Anyway, my mom would spoon me, trapping me with over sized (to a three-year-old) arm and I would be forced to lie there, wide awake while she snored, her vice-like grip never abating. Oddly enough, I found myself waking up some time later, usually alone and always refreshed. This never registered with me until naps were no longer mandatory.
I’ve lost all interest in leaving the house after dark or 7pm, whichever comes first. I have musician friends who invite me to see them perform, and I would love to do so, if they started at the same time as early bird dinner specials. But once I hit the indented place in the couch cushion with my laptop and the remote control, it would take an act of Congress to blast me out so we can safely assume I’m in for the night.
I’ve lost interest in acting my age, which comes as no surprise to those who know me or those who’ve read my ode to the lead singer of Coldplay. In the same vein, I no longer worry that my fashion sense is age-appropriate and, although that’s never been an issue, I’m putting it in the gain column, because I can.
Finally, the most universally experienced loss; I have officially lost all but one salad fork. All of us have been there, right? You got to set the table on one of the three days in the year you do so and find one lonely salad fork mixed in with the larger, and less friendly dinner forks. As we all know, this is a disaster of epic proportions as it is impossible to eat one’s salad without a utensil which is marginally smaller than a full-sized fork.
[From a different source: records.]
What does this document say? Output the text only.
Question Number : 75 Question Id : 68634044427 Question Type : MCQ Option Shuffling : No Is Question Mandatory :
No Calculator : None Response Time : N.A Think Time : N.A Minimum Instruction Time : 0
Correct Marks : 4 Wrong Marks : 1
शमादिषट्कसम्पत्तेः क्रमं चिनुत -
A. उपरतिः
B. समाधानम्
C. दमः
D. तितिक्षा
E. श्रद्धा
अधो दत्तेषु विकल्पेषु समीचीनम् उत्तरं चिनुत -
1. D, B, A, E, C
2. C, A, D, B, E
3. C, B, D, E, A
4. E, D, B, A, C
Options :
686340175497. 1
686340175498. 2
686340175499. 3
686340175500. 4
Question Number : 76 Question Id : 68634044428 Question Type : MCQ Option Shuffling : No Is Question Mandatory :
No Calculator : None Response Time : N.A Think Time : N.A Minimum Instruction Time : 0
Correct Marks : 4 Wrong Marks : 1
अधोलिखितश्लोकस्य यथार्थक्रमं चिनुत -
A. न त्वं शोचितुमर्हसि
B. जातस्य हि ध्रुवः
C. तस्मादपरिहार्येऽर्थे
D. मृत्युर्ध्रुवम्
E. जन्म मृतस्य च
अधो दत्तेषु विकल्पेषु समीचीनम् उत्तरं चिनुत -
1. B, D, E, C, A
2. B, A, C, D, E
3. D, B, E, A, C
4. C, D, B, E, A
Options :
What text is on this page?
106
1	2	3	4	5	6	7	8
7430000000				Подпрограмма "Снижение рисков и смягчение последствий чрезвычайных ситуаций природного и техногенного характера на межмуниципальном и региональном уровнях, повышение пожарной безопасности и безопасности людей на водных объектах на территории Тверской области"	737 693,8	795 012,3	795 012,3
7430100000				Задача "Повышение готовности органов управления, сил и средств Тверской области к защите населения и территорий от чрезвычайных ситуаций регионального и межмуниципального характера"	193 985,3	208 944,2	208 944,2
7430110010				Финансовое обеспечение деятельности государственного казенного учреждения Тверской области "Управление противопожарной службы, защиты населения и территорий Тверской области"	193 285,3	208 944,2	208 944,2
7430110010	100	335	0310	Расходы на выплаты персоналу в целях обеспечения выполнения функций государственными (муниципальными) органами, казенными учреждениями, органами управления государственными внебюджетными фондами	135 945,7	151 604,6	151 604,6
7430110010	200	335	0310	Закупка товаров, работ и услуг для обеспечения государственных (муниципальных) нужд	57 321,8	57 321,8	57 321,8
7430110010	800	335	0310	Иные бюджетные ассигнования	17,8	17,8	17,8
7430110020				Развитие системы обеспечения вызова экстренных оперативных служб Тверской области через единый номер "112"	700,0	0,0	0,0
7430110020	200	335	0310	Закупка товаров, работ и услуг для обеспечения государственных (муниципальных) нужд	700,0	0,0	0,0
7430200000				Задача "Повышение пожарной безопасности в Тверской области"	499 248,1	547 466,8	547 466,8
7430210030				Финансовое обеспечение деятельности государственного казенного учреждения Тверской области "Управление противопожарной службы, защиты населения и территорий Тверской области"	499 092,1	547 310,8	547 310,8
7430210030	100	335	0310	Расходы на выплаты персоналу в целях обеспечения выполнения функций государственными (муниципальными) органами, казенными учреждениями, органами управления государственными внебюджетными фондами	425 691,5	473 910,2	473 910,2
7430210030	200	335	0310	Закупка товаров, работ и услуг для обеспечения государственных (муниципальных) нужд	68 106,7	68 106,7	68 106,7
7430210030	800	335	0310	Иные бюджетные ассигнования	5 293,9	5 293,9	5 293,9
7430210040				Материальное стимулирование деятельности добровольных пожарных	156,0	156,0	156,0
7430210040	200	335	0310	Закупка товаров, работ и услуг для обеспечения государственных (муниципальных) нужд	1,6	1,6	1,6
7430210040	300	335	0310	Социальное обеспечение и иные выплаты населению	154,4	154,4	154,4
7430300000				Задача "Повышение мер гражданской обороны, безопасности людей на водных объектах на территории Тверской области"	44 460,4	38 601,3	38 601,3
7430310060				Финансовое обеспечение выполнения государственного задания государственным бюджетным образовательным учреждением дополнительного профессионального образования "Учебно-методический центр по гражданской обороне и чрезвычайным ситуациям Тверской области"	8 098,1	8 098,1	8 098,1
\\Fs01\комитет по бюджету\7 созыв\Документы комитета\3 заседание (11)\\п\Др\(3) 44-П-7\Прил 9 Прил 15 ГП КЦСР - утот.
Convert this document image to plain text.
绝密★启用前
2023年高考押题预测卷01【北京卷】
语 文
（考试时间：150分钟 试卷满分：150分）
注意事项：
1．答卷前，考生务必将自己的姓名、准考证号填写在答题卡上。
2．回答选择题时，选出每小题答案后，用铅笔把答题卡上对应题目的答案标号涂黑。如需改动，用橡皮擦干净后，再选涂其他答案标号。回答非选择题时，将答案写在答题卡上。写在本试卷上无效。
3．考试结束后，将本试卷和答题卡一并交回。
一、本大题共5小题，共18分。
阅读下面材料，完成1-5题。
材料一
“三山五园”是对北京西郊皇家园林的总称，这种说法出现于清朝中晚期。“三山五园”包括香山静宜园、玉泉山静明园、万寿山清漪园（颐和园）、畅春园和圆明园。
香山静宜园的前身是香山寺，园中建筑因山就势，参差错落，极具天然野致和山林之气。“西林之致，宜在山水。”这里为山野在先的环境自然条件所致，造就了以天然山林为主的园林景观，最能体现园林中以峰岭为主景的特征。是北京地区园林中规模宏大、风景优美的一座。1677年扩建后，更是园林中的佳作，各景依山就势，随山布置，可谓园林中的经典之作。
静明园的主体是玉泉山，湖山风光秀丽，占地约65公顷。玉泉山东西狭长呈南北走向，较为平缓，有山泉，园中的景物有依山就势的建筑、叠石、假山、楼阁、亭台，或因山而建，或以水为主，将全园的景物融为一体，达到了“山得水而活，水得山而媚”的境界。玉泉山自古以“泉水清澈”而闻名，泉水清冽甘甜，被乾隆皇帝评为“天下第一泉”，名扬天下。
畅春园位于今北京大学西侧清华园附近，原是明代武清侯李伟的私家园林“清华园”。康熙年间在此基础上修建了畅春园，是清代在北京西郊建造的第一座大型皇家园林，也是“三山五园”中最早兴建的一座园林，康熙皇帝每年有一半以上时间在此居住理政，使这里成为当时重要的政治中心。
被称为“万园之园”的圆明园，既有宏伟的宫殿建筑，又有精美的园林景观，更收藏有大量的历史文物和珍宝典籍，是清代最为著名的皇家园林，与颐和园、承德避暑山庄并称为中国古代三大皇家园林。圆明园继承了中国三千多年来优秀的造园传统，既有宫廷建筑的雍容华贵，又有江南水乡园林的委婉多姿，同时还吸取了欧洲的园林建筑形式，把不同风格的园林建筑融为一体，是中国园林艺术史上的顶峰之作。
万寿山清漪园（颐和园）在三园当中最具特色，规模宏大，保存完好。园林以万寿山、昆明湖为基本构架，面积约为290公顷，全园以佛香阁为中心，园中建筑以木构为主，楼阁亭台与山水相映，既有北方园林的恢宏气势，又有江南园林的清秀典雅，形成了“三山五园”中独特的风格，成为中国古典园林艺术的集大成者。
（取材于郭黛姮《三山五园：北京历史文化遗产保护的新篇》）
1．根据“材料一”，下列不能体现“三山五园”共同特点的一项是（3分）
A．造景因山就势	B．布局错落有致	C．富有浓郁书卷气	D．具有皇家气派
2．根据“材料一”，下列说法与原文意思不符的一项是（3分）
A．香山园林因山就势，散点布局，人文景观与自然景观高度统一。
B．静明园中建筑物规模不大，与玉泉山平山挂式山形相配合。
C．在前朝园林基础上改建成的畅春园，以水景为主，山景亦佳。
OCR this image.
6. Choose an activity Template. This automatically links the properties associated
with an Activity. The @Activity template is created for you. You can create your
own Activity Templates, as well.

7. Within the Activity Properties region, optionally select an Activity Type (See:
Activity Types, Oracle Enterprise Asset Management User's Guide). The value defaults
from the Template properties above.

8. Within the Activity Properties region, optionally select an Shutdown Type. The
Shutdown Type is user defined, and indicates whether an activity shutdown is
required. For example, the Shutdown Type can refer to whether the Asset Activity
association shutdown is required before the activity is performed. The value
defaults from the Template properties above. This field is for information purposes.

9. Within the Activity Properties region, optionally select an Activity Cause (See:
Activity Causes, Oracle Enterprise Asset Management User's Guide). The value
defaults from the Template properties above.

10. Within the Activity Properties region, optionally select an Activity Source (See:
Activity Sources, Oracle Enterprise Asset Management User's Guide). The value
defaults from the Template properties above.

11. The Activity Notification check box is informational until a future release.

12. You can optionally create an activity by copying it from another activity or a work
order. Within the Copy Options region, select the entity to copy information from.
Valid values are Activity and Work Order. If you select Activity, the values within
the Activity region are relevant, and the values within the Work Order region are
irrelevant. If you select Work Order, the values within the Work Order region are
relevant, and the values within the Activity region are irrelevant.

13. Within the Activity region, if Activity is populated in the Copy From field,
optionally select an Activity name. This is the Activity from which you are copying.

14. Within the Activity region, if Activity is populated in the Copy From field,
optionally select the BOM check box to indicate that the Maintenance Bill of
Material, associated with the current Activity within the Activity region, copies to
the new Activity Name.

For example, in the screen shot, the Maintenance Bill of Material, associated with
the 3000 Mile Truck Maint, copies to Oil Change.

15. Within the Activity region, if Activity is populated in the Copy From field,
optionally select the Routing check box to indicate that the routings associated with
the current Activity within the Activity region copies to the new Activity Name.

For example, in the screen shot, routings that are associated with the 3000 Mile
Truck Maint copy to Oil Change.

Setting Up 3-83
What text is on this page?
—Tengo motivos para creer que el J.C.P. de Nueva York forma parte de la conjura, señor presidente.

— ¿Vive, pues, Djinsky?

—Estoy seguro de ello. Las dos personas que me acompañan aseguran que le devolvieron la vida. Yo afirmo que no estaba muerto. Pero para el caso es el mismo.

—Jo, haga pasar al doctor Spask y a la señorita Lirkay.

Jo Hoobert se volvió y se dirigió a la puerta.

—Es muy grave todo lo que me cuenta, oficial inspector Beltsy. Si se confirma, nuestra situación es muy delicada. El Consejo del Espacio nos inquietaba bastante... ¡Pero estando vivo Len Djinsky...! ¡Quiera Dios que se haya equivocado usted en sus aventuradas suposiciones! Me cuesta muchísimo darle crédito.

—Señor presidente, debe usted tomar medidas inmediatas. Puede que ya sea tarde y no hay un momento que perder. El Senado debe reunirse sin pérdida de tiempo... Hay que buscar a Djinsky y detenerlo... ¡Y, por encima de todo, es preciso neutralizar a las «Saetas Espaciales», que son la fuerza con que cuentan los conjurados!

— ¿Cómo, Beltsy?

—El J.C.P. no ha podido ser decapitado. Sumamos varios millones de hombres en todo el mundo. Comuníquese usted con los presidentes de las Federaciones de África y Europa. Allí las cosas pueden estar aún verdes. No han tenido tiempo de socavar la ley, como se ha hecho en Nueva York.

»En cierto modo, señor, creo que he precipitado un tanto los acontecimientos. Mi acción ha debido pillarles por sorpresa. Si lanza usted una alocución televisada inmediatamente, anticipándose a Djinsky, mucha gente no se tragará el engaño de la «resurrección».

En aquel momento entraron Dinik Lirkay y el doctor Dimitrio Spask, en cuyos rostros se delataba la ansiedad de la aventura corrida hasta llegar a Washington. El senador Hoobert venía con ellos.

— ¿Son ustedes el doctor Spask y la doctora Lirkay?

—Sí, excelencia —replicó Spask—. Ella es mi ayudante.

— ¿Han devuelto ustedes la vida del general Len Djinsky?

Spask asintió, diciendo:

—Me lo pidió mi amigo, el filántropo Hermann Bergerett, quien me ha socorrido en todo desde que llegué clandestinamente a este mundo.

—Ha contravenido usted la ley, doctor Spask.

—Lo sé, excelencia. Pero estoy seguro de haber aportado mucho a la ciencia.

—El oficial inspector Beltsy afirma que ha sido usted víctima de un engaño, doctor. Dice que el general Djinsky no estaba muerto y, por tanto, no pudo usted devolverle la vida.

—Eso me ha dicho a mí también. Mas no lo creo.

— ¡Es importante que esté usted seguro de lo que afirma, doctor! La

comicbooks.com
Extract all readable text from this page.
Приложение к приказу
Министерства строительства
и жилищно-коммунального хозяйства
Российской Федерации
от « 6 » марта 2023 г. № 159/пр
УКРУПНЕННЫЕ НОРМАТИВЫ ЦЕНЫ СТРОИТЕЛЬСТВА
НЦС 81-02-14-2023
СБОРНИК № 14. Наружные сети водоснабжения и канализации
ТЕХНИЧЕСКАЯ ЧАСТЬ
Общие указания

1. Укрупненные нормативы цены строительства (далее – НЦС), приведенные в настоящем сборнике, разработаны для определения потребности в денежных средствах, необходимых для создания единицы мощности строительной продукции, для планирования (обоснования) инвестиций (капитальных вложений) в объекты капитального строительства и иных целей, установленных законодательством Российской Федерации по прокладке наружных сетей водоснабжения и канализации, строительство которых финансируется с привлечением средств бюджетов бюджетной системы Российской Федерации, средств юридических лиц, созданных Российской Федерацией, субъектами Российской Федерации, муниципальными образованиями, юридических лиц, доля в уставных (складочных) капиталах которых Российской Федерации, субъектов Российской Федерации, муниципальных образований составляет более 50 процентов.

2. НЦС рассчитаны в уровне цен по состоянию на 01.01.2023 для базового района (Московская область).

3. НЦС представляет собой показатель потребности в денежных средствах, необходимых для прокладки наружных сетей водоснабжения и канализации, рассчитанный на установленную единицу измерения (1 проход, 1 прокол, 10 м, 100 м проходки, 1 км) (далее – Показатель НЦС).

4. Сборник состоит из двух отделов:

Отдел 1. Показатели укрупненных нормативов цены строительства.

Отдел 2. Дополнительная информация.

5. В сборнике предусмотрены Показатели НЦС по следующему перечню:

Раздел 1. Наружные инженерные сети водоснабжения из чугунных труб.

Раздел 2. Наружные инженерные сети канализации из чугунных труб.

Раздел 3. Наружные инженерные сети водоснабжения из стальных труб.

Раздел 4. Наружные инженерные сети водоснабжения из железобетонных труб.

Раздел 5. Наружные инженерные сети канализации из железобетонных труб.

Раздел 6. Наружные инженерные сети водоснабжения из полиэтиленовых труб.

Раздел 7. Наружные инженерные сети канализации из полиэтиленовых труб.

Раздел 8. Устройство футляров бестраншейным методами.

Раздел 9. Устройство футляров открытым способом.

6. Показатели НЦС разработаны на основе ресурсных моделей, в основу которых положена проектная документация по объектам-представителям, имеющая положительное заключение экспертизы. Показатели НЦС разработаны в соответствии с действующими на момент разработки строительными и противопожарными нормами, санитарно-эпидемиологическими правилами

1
That’s a bit of a misnomer, of course; it is perfectly acceptable to eat one’s salad by dipping one’s fingers into the bowl and plucking out arugula and heirloom tomatoes as long as you hold your pinkie up while doing so. However, where the @#$%^ are my salad forks? With my single earrings and socks?
Having re-read this column, I find that loss outnumbers gains, at least in my present state of mind, but I also noticed I mentioned pie twice, which has no bearing on the subject but is always a good way to finish up.